[seek-kr-sms] more notes from wednesday
Shawn Bowers
bowers at sdsc.edu
Sat Sep 4 15:22:52 PDT 2004
On Fri, 3 Sep 2004, Bertram Ludaescher wrote:
>
> Seems like VLDB starts to be fun after all ;-)
>
> Thanks for sharing your notes!
>
> (and making them googable too ;-)
Yeah ... i left out the good stuff because of this.
shawn
>
> Bertram
>
> Shawn Bowers writes:
> >
> > Just a note ... bertram you might get a kick out of the last paper
> >
> > shawn
> >
> > ---------------
> >
> > Supporting semantics-based semantic matching in RDBMS
> > -----------------------------------------------------
> > NOTE: This was part of the industrial session.
> >
> > Example: Restaurant guid application
> >
> > "ONT_EXPAND" operator, returns a set of rows, where each row is
> > filled in as part of the ontology
> >
> > Retrieves subset of onto indirectly
> >
> > ONT_RELATED, ONT_PATH, ONT_DISTANCE, ONT_INDEXTYPE
> >
> > ONT_RELATED operator
> >
> > takes term1, reltype, term, ontoname, returns integer
> >
> > if term1 and term2 are related via reltype, returns 1, otherwise 0
> >
> > reltype can be isa, or boolean exprs. like isa or eqv
> >
> > ONT_DISTANCE operator: takes label, returns length of shortest path
> > length
> >
> > select * from served_food where ONT_RELATED( 'cuisine', 'isa',
> > western'; ...)
> >
> > query ontology directly to find relationships
> >
> > ont_expand: takes term1, reltype, term2, ontoname, returns a table
> > of <term1, property, term2, distance, path> tuples
> >
> > nulls represent wildcards (ugh)
> >
> > select * from table ( ont_expand( null, 'isa', 'latin american',
> > cuisine_ontology)
> >
> > implementation
> >
> > simple rels handled by table lookup
> >
> > transfitive rels handled by using oracl'es connect by, which
> > allows traversing hierarchical data stored in tables
> >
> > symmetric relationships handled as part of the above steps
> >
> > more complex owl (DL and lite) inferencing is handled by an
> > initial phase of preprocessing dones as part of loading the owl
> > ontology
> >
> > NOTE: I was just reading in the owl api paper why this has
> > generally been considered a bad idea. mainly due to editing the
> > ontology / updating the onto (which is of course inevitable)
> >
> > speeding up these queries
> >
> > an "extensible" indexing type. precompute transitive closures
> >
> > looks like a regular create index statement, but add parameters
> > that you want to index (ontology=cuisine_ontology), e.g.
> >
> > index table: (cuisine, row_id)
> >
> > performance results
> >
> > oracle 9i, lots of terms (he went too fast through that slide...)
> >
> > performance is linear for ont_expand
> >
> > applications for semantic matching
> >
> > homeland security application
> >
> > a person x has rented a truck, and a person y has bought
> > fertilizers and x and y stay at the same address
> >
> > select * from Activy_x, Activy_y
> > where x.action = 'rent' and y.action = 'buy' and ...

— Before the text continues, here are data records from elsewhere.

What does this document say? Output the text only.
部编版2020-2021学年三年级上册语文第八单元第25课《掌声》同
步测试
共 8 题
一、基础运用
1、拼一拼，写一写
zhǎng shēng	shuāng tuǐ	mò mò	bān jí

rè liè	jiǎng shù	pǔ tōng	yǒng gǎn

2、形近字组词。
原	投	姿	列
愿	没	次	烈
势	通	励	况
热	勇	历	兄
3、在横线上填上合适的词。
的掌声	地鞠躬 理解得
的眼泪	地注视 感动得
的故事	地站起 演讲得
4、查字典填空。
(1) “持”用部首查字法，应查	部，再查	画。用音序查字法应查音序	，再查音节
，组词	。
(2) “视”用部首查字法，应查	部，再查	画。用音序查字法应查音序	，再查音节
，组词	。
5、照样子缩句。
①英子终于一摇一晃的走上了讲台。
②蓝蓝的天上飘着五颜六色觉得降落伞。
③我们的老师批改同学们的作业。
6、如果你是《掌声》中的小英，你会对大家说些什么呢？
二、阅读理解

> > ont_related (x.object isa ...)
> >
> > a life science example
> >
> > ... see paper
> >
> >
> > conclusions
> >
> > ontologies must be stored in databases for efficient maintenance,
> > qsharing, and scalability
> >
> > equally important is the capability of ontology-based semantic
> > matching
> >
> > future work: address ontology merging and supporting defined rules
> >
> > NOTE: this is exactly the kind of integration GEON is doing ...
> >
> > Similarity Search for Web Services
> > ----------------------------------
> > Xin Luna Dong (UW)
> >
> > This is "Woogle"
> >
> > Web service search
> >
> > first-generation web-service search engines do keyword search on
> > web-service descriptions (WSDL?)
> >
> > binding point, web central, salcentral, web service of the day,
> > remote methods, et.
> >
> > they say this isn't enough
> >
> > doesn't capture enough underlying semantics
> >
> > does not accurately specify user's information needs
> >
> > also, don't specify the services, only the description of all of
> > them for a description
> >
> > need to "drill" down
> >
> > how to improve this?
> >
> > offer more flexibility by offering more similarity
> >
> > via semantics (not just keywords)
> >
> > example
> >
> > four services, all take zip code (but different outputs)
> >
> > some outputs are inputs to others
> >
> > searching with woogle
> >
> > returns list of operations with similar functionalities, a list
> > with similar inputs, a list with similar outputs, a list of those
> > that can be composed
> >
> > elementary problems
> >
> > operation matching: given a web-service operation, return a list
> > of similar operations
> >
> > input/output matching: given the i/o of a web-service op, return a
> > list of we service ops with similar i/os
> >
> > can we apply previous work?
> >
> > software comp. matching: require the knowledge of implementation;
> > we only know the interface
> >
> > schema matching: similarity on diff. granularity; web-services are
> > more loosely related (NOTE: what? isn't wsdl just xml? why doesn't
> > this work? this doesn't make sense)
> >
> > text-document matching: nope this won't work either they say. only
> > a coupld of sentences, etc. web services are structured (NOTE: so
> > why not the previous...)
> >
> > NOTE: this is a little hard to follow; their reasoning here
> >
> > Approach:
> >
> > Part 1: Exploit structure (wsdl, op name + description, i/o
> > param namess, etc.)
> >
> > cluster i/o param names ...
> >
> > Custering parameter names
> >
> > heuristic: parameter terms tend to express the same concept if
> > they occur together often
> >
> > strategy: cluster parameter terms into concepts based on their
> > co-occurence.
> >
> > given terms p and q, similarity from p to q:
> >
> > sim(p->q) = P(q|p)
> >
> > ideal clustering: high cohesion and low correlation; cohesion
> > measures intra-cluster term simil. correlation measures the
> > inter-cluster term sim; cohesion/corr score = (avg(coh) /
> > avg(corr))
> >
> > algorithm: a series of refinements of the classic agglomerative
> > clustering; basic agglomerative clustering: merge clusters ...
> >
> > cohesion condition: each term in the result cluster is close to
> > most (half) of the other terms in the cluster. Refined algo: merge
> > clusters
> >
> > a bunch of examples ... sound pretty good, but not apparent how
> > what they are doing actually does this, haven't shown how what
> > they do can solve these examples (probably have to read the paper)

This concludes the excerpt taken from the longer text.